Up until about 2 months ago I had the exact same mindset. My drug of choice was mostly Cannabis, simply because it was easy to obtain, and I could get more bang for my buck with it as oppose to harder drugs. I realized though, I was growing tired of Cannabis. So I simply quit. I simply had no desire to smoke anymore, I just didn't like the effects I was getting from it.

I use to look at being sober as being a bad thing. I had to be on something, anything. Even if I didn't feel high, the idea of being on something made me feel better. After I quit smoking, I realized you don't need to be high all the time to feel comfortable in your own skin. In fact, being high all the time is what is preventing you from being comfortable in your own skin, because you get so use to being high. It's as simple as that.

MXE is a very fun, psychologically addictive drug. In my opinion more so, or at least just as equally addictive psychologically as Ketamine. It's fun, it's cheap. The idea that you can get X amount for so little spent is a huge appeal. It makes you think "Hey, if I buy this, I can be high for this amount of days. That's so worth it!". The problem is though, that this is just another drug. Drugs in general hinder our ability to progress, both mentally and physically. Substances can most certainly be used to expand ones mind, and in turn "Open their eyes" to the bigger picture, but too much of a good thing is always bad.

I see you're posts, and I can tell you like this drug. I don't blame you, it's fucking amazing. But sincerely, even though I don't know you, I wish you would take it easy and be careful. Try focusing more on bettering yourself. Believe me when I tell you, being high all the time is not the way to do so. You may say you don't care to better yourself, but we both know deep down that's a load of crap. Everyone wants better. Nobody is ever satisfied with their situation, no matter how good they have it. Constantly strive to be a better you. One day at a time, make those changes to be healthier, and smarter, more intelligent and conscious. Remember, life is a marathon, not a short sprint.

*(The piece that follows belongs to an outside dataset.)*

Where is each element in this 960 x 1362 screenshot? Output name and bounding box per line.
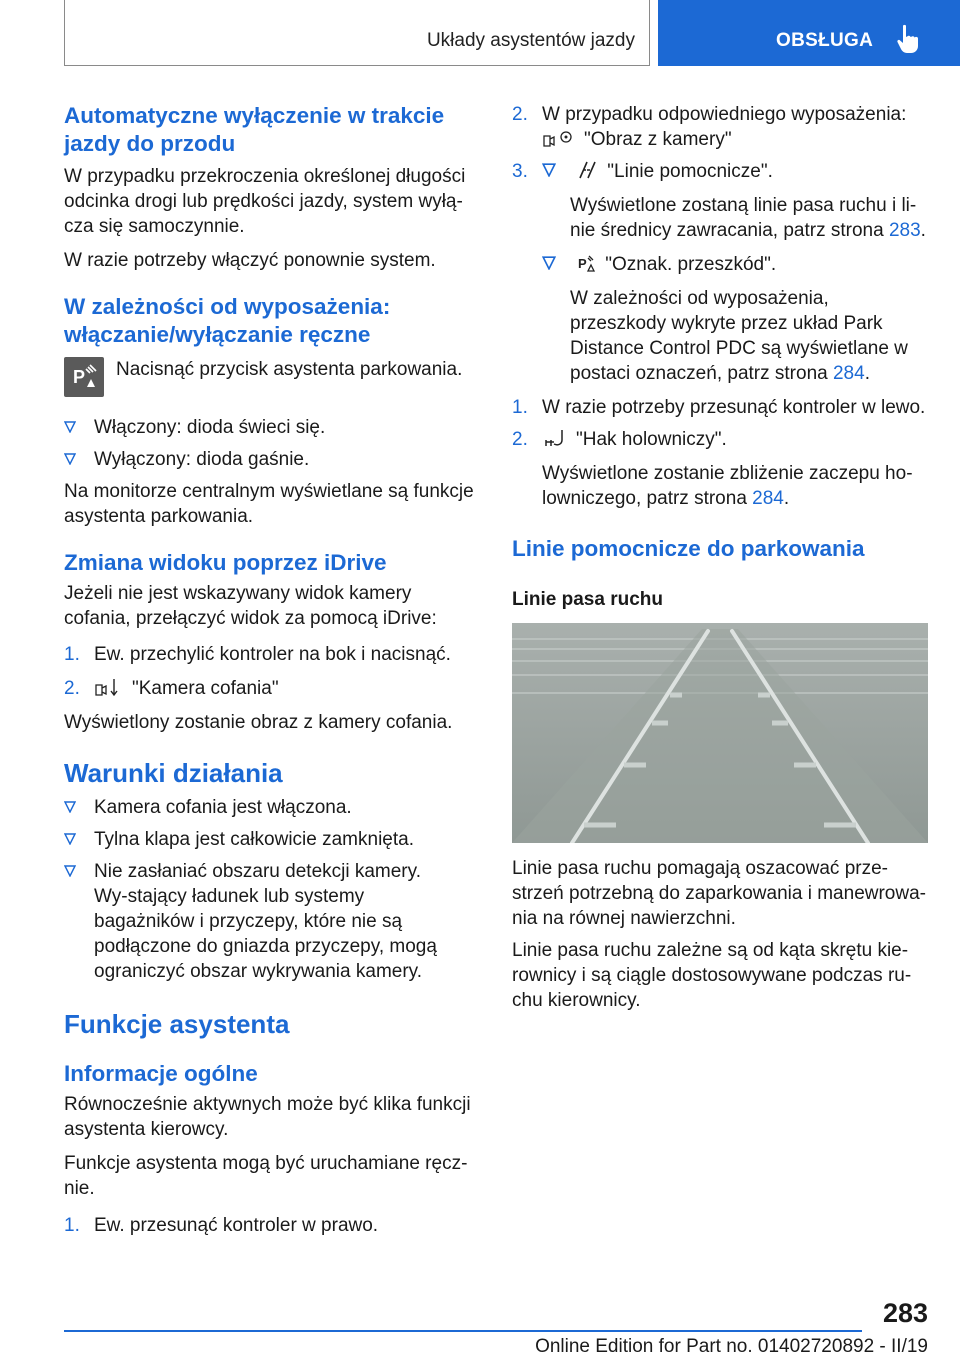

Ty for this post. I have thought about this, and my other post over on OD, and it seems to make sense. My mindset of wanting to stay high all the time stems from my love for drugs, in all of honesty I don't really much passion for other things in life. Tomarrow I will make an effort to not do any MXE or take any compound and see how things are. For so long I have been pretty much just high every other day. Again even tho I don't know you, I will take that as advice.

-PLUR
 
Today I'm gonna lay off the MXE for a day to see if some of the side effects improve. I have been experiencing instances of mania when coming off of this stuff. And from binging for one week, each day goes by its gets worst.
Much in the same way I can't handle ketamine, or any substance I've abused, I don't think I'm able to control my intake of this compound.

-PLUR
 
Today I'm gonna lay off the MXE for a day to see if some of the side effects improve. I have been experiencing instances of mania when coming off of this stuff. And from binging for one week, each day goes by its gets worst.
Much in the same way I can't handle ketamine, or any substance I've abused, I don't think I'm able to control my intake of this compound.

-PLUR

Mania was the most prominent side effect from my experience. After my first 1 gram binge, I just felt confused, like I couldn't keep track of my thoughts or what was going on around me. It's not a particularly unpleasant feeling, but it certainly isn't close to being enjoyable. It's just a sense of confusion, almost as though your attention span is shortened dramatically for a little while. It doesn't last too long, but it's enough to make me think twice about doing it so often.